白衣を着た何人かの男女が自分を覗き込んでいる。その目にあるのは幼子を愛おしむ感情ではなく、珍しい実験動物を観察するかのような目だった。
酷い怒りを覚えていると、焦ったような顔で白衣の人間たちが自分を押さえつけ、そして頭に何かヒンヤリとした平べったい物を取り付けられるのを感じた。
刹那、脳みそが焼けてしまいそうな痛みが走り、アレックスの意識は途絶えた。
次に目を覚ました時も、やはりアレックスは怒りを感じていた。すると白衣の人間たちが、またあの痛みを与えてくる。
そんな事を何度か繰り返した後、アレックスは怒りをいくらか制御することを覚えた。
白衣の人間たちは従順になったアレックスを見て満足そうにしていたが、決して彼の中から正体不明の怒りは消えなかった。
アレックスが言葉らしきものを発せるようになる頃には、様々な言語を覚えさせられた。アレックスは怒りを押し隠しながら、垂れ流される知識をただ吸収した。
次に彼が一人で歩けるようになる頃、白衣の人間たちはアレックスに戦闘技術を学ばせた。覚えの良すぎたアレックスは、教えていた相手を何度か意図せず殺してしまう事があった。そしてそんな時は、必ずまた頭にあの器具を取り付けられて何時間も電流を流された。
アレックスは学んだ。怒りを抑えること。人を安易に殺せば痛みを与えられること。
白衣の人間たちの言う通りにしていれば、ある程度の自由は利いた。と言っても、アレックスの行動範囲は冷たいコンクリートに囲まれた、日も差さない人口照明に照らされた極々限られた施設の一部だけだった。
アレックスは従順であれと徹底的に教え込まれた。白衣の人間たちの命令は絶対で、それ以外の人間の言葉に耳を傾ける必要など全く無いと。
不思議な事を言うものだとアレックスは思った。白衣の人間たち以外の人間を、アレックスは生まれてから一度も目にしたことがなかったからだ。
だがその言葉の意味をアレックスはすぐに理解することとなる。
物々しく武装した男たちが、まだ幼いアレックスの前に現れると、お前に初任務だと言って彼を外へと連れ出したのだ。

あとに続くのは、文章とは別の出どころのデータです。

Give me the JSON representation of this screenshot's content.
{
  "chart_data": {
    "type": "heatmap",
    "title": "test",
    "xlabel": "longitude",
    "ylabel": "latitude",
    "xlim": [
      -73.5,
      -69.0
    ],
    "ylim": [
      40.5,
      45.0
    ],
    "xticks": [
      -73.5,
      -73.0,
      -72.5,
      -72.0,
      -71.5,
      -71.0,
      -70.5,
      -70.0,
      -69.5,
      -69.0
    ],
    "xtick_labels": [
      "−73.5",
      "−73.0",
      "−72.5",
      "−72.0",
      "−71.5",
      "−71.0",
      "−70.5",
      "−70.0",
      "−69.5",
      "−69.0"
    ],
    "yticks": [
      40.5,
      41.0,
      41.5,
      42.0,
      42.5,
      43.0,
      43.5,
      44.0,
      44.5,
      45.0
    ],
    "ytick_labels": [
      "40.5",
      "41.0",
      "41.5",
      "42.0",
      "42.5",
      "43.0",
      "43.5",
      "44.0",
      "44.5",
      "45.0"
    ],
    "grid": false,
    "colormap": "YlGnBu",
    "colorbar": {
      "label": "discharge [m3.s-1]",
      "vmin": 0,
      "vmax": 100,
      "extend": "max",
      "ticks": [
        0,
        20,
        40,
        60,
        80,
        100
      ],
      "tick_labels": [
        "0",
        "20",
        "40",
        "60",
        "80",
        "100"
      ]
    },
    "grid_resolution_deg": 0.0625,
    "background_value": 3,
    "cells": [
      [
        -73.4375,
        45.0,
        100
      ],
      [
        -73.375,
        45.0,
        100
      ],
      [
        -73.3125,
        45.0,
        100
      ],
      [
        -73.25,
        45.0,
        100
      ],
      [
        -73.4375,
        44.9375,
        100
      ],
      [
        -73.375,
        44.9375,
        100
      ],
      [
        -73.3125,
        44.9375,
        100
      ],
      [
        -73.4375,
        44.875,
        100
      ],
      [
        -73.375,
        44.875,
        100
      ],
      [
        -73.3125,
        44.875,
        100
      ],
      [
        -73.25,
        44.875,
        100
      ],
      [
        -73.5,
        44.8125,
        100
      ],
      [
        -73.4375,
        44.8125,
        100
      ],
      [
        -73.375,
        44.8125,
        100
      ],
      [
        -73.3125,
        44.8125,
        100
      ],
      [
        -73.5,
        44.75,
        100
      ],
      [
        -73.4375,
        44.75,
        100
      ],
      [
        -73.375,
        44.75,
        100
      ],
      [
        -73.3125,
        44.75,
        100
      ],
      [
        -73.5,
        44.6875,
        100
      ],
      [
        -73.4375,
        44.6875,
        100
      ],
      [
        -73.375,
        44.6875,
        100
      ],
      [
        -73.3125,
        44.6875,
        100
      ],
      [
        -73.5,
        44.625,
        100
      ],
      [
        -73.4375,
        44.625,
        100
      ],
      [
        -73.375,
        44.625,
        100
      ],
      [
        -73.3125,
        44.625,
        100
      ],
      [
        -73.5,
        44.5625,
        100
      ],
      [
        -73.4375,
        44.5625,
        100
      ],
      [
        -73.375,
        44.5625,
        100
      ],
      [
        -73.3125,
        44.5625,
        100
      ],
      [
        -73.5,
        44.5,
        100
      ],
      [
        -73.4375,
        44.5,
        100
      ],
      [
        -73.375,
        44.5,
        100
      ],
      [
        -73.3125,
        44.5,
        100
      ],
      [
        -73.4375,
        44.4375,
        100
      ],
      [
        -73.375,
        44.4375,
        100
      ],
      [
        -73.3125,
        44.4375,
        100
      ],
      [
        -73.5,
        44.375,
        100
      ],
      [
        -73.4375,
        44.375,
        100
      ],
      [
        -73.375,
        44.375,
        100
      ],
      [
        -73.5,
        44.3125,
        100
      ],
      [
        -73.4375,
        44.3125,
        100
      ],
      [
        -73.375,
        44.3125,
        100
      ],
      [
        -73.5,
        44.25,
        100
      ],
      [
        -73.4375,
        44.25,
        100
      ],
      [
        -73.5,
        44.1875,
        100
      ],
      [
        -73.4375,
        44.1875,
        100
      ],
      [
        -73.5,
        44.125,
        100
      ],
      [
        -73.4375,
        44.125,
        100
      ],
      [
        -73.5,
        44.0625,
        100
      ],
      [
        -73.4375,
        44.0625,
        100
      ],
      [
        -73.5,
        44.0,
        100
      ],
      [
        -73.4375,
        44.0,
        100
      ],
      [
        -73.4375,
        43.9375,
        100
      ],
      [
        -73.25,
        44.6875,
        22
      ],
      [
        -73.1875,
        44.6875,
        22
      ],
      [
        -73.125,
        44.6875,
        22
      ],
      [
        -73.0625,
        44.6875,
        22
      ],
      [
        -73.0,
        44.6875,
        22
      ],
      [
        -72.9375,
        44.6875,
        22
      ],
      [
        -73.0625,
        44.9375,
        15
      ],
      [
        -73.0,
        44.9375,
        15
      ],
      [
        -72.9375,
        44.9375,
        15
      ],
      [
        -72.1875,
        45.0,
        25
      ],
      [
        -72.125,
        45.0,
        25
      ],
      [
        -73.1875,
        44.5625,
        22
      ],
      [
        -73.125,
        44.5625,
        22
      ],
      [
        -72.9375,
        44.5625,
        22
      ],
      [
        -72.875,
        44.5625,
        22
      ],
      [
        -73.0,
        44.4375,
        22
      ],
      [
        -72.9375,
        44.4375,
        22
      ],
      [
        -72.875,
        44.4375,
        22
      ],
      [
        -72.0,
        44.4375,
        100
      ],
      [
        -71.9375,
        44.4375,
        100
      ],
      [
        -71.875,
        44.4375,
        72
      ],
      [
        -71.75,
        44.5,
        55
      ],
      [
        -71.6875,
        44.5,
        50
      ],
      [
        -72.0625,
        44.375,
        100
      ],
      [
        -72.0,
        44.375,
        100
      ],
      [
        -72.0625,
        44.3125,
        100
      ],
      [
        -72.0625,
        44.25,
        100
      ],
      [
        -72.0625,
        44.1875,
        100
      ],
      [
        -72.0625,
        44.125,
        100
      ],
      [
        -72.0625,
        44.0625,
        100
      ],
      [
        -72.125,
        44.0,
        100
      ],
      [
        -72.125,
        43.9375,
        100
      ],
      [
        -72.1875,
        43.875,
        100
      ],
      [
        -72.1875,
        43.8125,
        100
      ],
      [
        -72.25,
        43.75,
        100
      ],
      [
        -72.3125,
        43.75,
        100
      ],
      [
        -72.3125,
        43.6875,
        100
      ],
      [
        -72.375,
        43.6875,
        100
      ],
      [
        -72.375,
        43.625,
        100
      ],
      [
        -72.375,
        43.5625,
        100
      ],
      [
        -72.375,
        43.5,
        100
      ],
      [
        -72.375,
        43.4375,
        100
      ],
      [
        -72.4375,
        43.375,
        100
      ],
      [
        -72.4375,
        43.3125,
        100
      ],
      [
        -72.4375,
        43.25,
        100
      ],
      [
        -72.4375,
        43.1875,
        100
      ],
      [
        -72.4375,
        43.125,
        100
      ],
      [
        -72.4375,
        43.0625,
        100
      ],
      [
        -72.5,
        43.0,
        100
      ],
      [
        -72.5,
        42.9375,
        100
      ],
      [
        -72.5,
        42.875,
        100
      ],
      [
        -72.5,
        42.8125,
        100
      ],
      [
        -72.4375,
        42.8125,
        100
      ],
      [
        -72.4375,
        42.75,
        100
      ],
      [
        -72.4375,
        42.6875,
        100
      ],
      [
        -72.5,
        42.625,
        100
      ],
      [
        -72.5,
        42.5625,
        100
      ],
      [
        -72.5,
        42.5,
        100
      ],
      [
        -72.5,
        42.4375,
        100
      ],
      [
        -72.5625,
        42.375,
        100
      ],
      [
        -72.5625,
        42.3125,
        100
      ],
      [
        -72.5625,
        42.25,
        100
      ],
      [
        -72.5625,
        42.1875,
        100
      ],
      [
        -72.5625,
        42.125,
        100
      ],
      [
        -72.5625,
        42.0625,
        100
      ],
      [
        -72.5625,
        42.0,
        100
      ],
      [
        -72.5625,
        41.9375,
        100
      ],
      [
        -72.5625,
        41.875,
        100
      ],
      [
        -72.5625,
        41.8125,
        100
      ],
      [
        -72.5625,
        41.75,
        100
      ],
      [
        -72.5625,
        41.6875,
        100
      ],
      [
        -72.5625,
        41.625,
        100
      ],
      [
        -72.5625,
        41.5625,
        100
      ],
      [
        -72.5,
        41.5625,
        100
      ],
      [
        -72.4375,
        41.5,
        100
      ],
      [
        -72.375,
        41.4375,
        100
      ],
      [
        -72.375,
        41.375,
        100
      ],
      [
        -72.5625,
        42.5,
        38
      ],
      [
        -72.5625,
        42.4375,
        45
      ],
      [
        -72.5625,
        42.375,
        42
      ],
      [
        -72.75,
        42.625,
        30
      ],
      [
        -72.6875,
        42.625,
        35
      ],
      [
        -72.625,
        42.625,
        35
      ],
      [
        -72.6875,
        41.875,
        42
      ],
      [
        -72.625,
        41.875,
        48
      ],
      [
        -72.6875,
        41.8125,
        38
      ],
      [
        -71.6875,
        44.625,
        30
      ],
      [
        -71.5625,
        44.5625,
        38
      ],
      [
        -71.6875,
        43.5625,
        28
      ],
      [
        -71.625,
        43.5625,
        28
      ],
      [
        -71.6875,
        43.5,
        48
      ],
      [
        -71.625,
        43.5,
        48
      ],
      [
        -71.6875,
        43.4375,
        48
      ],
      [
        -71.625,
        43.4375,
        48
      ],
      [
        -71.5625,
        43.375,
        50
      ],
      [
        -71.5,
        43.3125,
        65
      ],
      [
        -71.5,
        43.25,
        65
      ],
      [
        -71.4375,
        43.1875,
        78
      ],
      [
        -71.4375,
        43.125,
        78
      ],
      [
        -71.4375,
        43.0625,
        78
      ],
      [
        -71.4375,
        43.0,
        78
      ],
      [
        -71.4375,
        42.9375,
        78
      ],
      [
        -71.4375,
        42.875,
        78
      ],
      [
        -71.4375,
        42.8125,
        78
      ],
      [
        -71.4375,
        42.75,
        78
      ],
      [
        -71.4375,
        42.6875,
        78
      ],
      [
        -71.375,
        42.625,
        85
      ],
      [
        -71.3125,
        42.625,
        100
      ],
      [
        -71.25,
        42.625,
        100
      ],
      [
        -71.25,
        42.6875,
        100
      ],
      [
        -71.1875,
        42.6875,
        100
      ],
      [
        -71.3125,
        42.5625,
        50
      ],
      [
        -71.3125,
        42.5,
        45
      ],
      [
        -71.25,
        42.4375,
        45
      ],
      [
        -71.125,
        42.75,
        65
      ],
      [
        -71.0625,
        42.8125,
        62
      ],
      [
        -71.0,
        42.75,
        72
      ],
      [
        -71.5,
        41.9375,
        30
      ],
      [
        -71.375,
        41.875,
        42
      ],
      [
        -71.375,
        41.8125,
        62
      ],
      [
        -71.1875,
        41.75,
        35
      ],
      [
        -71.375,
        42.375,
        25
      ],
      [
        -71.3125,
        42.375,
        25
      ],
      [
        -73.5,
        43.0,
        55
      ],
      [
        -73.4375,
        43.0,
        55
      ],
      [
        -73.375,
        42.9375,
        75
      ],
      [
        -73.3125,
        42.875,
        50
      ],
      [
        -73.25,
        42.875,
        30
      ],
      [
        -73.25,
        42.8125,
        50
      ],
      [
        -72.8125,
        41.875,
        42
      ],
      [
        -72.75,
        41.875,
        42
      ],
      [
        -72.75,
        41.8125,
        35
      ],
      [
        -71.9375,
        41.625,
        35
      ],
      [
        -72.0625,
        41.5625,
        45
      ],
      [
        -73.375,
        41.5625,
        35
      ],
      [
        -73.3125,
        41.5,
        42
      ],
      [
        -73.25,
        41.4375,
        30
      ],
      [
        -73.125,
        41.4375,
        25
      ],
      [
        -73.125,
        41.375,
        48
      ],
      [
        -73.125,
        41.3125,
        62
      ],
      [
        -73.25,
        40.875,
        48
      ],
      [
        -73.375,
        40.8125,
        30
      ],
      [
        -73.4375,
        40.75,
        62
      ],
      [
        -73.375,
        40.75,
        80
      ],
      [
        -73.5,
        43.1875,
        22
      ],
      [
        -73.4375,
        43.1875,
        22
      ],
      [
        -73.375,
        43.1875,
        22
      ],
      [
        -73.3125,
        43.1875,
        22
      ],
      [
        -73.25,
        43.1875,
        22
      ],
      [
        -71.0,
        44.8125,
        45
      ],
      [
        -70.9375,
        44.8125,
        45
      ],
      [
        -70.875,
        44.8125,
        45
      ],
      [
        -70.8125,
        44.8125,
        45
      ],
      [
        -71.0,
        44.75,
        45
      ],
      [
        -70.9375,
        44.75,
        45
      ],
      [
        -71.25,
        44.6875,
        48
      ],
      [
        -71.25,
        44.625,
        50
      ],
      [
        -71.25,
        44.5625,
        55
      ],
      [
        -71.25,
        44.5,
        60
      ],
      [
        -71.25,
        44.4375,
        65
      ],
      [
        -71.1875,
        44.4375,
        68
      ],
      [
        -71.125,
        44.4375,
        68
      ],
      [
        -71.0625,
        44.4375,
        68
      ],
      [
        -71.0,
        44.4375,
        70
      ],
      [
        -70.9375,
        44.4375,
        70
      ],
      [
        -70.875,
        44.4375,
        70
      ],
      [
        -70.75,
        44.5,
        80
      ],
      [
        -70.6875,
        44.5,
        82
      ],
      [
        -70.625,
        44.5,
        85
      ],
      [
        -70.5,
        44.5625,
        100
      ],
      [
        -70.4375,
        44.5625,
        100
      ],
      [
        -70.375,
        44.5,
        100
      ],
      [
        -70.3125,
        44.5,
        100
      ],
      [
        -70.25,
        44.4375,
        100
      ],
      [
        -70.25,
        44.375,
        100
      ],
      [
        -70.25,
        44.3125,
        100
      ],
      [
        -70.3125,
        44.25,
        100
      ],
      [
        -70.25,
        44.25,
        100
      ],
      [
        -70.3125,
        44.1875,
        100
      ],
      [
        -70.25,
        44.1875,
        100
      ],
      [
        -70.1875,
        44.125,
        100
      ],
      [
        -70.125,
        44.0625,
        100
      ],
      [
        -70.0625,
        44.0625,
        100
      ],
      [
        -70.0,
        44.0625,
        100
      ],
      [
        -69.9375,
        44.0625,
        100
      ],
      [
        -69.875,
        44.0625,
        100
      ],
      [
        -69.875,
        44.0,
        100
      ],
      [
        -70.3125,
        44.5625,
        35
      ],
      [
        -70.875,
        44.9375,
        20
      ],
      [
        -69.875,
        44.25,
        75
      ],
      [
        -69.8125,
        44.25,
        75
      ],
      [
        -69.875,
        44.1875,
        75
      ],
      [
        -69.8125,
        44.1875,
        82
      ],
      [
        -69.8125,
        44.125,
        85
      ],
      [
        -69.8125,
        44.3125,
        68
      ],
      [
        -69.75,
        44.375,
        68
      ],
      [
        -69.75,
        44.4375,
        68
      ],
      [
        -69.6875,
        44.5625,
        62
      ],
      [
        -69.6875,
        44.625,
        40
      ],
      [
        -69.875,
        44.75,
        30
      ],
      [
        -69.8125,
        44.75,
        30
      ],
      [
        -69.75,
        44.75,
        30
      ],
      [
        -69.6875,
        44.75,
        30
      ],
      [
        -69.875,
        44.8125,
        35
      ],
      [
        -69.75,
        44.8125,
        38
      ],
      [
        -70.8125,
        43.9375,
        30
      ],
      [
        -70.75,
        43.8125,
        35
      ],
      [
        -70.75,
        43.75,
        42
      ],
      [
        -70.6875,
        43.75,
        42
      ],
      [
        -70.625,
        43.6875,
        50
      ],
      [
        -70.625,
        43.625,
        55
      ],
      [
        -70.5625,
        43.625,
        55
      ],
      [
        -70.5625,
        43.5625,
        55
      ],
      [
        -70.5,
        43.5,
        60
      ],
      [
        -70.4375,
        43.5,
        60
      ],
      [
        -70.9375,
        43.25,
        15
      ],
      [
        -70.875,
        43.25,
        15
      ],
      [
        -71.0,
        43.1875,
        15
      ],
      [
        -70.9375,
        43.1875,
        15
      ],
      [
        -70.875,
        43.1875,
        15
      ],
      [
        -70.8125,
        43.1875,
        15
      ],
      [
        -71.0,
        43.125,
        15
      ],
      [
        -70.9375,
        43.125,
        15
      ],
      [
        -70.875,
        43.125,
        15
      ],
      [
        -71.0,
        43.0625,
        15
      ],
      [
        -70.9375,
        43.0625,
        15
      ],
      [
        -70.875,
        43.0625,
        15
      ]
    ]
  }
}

だが施設を出て目的地に着くまで、アレックスの体は堅牢に拘束されたままだった。そして武装した男たちの銃口が常にアレックスの方へと向いていた。
装甲車が止まると、アレックスは拘束具を解かれ、同行していた白衣の人間に命令された。
アレックスが頷くのを確認すると、装甲車の後部ドアが開いた。ムッとするほどの熱風が全身に吹き付けた。
降り立ったアレックスが目にしたのは、暗闇の中でポツリポツリと光る建物だった。辺りは熱風で巻き上げられた土埃が舞い踊り、視界を遮っている。顔を上げれば夜空に星が瞬いている。
外の世界など見たことがなかったアレックスは、常に抱える内なる怒りを思わず忘れてしまうほど、奇妙な感覚に襲われていた。
だがアレックスの体を銃口で後ろから突く男のせいで、何かが掴めそうだった感覚が霧散し、代わりにまたあの怒りが沸き起こる。
促されるまま、アレックスと男たちは目的の建物まで走った。男たちのリーダーらしき人間に、建物内にいる人間の数、どの階に何人いるのかを尋ねられ、アレックスは耳を澄ました後、正確に答えた。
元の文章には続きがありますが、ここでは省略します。